Arriving at the station in Cologne, was like arriving at Universal Studios. To my left was a storm trooper and Jake Sparrow, to my right a guy in a disco uniform and in front of me a group of Smurfs. The klang of percussion and brass instruments beckoned from outside of the station. Impromptu bands littered the 200 meter concrete block between the train station's front doors and, opposite to it, the magnificent cathedral climbing high into the sky. I also smelled the telltale signs of a festival - bratwurst, hot dogs and french fries. The party "stimmung" (mood) enveloped me. If you didn't know there was a festival going on, I imagine it would be a real shock to arrive at a train station filled with 1,000s of people in random costumes.
I left the train station and made my way to altermark, where, according to my research, there was a free event with the Dreigestirn (three officials of Carnival, the prince, the farmer and the virgin) to Kick Off the crazy days at 11:11am. Turns out that the Kick Off event is not free, it costs 20 euros, and guess what, it’s sold out. I was able to convince a security guard patrolling the party entrance to let me in by telling him I would only need five minutes to take pictures. Inside, the grandstand area was filled with jecken, or clowns. These jecken didn't necessarily look like traditional clowns. Instead, it looked like some had dug deep into their grandparent's closet and put on the most colorful, mismatching clothing they could find.

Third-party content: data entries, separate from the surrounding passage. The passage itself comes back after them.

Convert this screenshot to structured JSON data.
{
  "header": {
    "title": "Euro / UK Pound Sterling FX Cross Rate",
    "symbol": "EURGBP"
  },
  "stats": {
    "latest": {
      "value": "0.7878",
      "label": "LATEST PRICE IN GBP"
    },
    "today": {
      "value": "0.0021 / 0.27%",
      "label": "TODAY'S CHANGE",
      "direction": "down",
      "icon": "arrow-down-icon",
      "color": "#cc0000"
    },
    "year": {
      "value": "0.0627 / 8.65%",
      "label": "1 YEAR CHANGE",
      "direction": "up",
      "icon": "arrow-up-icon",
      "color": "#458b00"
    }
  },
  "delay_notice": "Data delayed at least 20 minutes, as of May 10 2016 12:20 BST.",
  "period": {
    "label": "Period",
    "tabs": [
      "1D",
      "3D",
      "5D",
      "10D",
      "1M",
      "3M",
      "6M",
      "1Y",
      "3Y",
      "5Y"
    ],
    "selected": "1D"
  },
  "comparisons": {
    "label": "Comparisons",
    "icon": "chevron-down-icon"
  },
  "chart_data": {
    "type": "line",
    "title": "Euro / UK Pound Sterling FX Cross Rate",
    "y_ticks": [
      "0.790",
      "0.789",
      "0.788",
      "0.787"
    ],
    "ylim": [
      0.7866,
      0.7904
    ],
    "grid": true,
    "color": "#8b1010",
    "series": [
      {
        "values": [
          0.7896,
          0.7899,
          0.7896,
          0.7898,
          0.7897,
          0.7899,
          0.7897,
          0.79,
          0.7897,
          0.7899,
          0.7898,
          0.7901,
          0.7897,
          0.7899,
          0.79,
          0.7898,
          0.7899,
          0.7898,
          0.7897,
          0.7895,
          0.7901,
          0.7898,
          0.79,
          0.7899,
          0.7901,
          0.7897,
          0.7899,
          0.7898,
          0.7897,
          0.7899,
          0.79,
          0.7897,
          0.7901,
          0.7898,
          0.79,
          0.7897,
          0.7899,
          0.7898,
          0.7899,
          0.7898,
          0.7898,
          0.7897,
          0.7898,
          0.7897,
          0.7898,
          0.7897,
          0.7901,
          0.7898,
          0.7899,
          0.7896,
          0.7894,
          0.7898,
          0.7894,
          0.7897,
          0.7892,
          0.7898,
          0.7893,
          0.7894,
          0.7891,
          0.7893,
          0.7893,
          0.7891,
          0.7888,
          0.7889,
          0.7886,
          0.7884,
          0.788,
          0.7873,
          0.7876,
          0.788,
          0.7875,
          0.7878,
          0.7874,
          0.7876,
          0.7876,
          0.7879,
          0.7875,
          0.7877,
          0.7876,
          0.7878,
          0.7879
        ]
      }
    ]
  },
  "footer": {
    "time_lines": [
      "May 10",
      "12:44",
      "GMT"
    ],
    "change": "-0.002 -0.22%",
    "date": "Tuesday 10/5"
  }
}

After snapping a couple of pictures from the lower area, I headed up to the grandstand to get a better view. I was still feeling a little uneasy about being out of costume. All of my fears were put to rest when an older lady took me by the arm, inviting me to join in on what the Germans call schunkeln. Basically, you just interlock arms and sway back and forth to the music. Really the easiest dance I've ever done. From that point on, people in the area wanted to know more about me. Where did I come from, what did I do, did I want a Frikadele? With mustard? Why of course I do. Do you want some prosecco? I didn’t drink out of this side of it. Why not? It turns out that I had a lot of pictures to take. I ended up staying two hours. Hey, it’s carnival!
The rest of the day went like this. I needn't have worried about being a spectator. If you can schunkeln, you will never be left sitting on the bench.